We demonstrated previously that dietary calcium suppression of calcitriol reduces adipocyte Ca(2+), suppresses lipogenesis, and increases lipid utilization during energy restriction. Notably, dairy calcium sources exert markedly greater effects. To determine the effects of dietary calcium and dairy products on energy partitioning during subsequent refeeding, we induced obesity in aP2-agouti transgenic mice with a high-fat/high-sucrose diet, then restricted energy intake from a high-calcium (1.3%) diet for 6 wk to induce fat loss, and then provided free access to a low-calcium (0.4%) diet or to high-calcium (1.3%) diets that utilized either calcium-fortified foods or dairy products (milk or yogurt) for 6 wk. Refeeding the low-calcium diet caused the regain of all weight and fat, whereas all high-calcium diets reduced fat gain by 55% (P < 0.01). All high-calcium diets stimulated adipose tissue uncoupling protein (UCP)2 and skeletal muscle UCP3 expression (P < 0.001) and slightly increased core temperature (P = 0.136), but only the dairy-based diets elicited a marked (>10-fold, P < 0.001) increase in skeletal muscle peroxisome proliferator-activated receptor-alpha expression. All 3 high-calcium diets produced significant increases in lipolysis, decreases in fatty acid synthase expression and activity, and reduced fat regain (P < 0.03), but the 2 dairy-containing high-calcium diets exerted significantly greater effects on regain (P < 0.01). Thus, high-Ca diets elicit a shift in energy partitioning and reduction of weight gain during refeeding, with dairy Ca sources exerting markedly greater effects.

...some of the additional benefits could just be the Leucine in dairy.


1: Lipids. 2007 Apr;42(4):297-305. Epub 2007 Feb 20.Links
Leucine and calcium regulate fat metabolism and energy partitioning in murine adipocytes and muscle cells.
Sun X, Zemel MB.

Department of Nutrition, University of Tennessee, 1215 W. Cumberland Avenue, Knoxville, TN 37996-1920, USA.

Dietary calcium modulation of adiposity is mediated, in part, by suppression of calcitriol, while the additional effect of dairy products is mediated by additional components; these include the high concentration of leucine, a key factor in the regulation of muscle protein turnover. We investigated the effect of leucine, calcitriol and calcium on energy metabolism in murine adipocytes and muscle cells and on energy partitioning between adipocytes and skeletal muscle. Leucine induced a marked increase in fatty acid oxidation in C2C12 muscle cells (P<0.001) and decreased FAS expression by 66% (P<0.001) in 3T3-L1 adipocytes. Calcitriol decreased muscle cell fatty acid oxidation by 37% (P<0.001) and increased adipocyte FAS gene expression by threefold (P<0.05); these effects were partially reversed by either leucine or calcium channel antagonism with nifedipine.

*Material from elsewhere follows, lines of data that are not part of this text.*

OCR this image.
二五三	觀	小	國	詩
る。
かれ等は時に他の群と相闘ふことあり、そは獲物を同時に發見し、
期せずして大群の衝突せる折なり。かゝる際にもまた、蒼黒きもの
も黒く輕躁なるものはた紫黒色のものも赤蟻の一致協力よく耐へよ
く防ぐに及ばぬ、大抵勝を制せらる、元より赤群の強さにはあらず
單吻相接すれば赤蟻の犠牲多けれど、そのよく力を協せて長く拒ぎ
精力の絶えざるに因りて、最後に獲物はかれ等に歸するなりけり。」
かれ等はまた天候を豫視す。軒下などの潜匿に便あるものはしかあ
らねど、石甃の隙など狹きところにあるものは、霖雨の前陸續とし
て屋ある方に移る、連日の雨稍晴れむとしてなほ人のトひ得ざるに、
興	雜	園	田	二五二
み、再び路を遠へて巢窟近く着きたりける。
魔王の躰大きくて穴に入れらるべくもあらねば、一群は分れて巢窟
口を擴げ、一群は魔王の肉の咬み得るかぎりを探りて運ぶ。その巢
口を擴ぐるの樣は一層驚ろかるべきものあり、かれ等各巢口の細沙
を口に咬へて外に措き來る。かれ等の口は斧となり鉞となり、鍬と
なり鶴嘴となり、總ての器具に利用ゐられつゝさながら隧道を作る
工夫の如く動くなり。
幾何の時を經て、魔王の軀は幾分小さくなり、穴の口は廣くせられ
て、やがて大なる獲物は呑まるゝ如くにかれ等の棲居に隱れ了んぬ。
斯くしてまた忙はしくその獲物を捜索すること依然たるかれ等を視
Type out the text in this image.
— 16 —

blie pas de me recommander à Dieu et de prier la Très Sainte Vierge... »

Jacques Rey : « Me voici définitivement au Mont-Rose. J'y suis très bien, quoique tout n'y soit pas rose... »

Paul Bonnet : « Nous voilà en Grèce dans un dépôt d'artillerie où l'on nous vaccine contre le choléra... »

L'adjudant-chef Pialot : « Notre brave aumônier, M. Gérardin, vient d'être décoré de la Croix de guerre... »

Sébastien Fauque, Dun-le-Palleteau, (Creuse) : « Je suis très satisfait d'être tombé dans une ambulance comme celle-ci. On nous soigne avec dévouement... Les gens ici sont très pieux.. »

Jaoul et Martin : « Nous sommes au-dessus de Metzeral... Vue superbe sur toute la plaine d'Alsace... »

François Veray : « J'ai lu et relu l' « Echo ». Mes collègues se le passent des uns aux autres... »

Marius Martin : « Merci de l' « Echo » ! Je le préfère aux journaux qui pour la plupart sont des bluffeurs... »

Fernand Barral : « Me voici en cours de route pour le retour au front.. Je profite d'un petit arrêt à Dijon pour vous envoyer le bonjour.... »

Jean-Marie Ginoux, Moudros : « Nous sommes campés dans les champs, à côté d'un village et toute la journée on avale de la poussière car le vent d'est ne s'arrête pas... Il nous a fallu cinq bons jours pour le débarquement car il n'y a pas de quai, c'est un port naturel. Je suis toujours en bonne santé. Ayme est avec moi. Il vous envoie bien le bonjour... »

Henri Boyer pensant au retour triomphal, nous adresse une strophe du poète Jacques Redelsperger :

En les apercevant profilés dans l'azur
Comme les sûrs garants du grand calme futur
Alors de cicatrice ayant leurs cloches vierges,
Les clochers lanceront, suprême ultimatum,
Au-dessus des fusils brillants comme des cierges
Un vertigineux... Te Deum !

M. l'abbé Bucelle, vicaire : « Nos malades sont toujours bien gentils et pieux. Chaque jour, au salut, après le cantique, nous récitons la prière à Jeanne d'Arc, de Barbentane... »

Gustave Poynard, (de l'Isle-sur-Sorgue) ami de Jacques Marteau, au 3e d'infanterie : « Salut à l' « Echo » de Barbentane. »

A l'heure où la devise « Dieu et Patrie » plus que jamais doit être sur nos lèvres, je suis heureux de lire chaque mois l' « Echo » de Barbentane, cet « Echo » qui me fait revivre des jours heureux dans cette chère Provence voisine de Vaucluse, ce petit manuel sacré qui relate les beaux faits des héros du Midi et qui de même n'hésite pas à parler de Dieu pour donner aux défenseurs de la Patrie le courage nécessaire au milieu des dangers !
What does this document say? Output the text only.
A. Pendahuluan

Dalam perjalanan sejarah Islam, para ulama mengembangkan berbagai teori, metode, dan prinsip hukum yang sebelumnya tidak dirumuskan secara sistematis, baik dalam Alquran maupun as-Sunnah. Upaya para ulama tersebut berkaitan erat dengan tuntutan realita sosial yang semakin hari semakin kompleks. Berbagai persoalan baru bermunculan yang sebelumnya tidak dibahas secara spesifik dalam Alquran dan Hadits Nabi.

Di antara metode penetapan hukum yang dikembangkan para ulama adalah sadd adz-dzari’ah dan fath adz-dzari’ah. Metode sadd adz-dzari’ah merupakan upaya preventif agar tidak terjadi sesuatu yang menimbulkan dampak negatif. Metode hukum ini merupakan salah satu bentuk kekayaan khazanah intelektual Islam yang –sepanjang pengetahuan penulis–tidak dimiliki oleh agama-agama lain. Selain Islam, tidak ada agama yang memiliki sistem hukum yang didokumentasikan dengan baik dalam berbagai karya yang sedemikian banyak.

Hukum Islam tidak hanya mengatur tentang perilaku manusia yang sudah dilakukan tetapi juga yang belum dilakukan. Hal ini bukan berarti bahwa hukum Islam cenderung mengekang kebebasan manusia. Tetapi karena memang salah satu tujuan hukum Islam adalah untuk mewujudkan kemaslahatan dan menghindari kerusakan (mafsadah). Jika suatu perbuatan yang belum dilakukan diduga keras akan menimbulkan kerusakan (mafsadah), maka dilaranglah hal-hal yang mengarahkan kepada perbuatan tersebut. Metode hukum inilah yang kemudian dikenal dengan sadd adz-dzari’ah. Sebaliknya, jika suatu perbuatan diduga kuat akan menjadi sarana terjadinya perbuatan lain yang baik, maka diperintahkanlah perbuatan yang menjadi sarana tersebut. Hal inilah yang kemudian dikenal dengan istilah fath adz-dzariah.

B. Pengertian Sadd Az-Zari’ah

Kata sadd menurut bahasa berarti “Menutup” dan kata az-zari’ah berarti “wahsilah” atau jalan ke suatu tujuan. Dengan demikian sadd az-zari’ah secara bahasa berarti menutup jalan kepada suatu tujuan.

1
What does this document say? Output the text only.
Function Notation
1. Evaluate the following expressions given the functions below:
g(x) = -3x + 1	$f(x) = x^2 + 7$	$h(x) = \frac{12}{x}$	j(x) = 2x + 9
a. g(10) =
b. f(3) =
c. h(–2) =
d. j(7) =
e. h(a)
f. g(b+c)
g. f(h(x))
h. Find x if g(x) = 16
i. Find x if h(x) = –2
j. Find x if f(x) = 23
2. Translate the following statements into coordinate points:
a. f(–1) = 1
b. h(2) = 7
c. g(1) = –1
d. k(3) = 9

Co-culture of muscle cells with adipocytes or incubation with 48-h adipocyte conditioned medium decreased muscle fatty acid oxidation by 62% (P<0.001), but treating adipocytes with leucine and/or nifedipine attenuated this effect. Leucine, nifedipine and calcitriol also modulated adiponectin production and thereby exerted additional indirect effects on fatty acid oxidation in C2C12 myotubes. Adiponectin increased IL-15 and IL-6 release by myotubes and partially reversed the inhibitory effects of calcitriol. Comparable effects of leucine, calcitriol and adiponectin were found in myotubes treated with conditioned medium derived from adipocytes or co-cultured with adipocytes. These data suggest that leucine and nifedipine promote energy partitioning from adipocytes to muscle cells, resulting in decreased energy storage in adipocytes and increasing fatty acid utilization in muscle.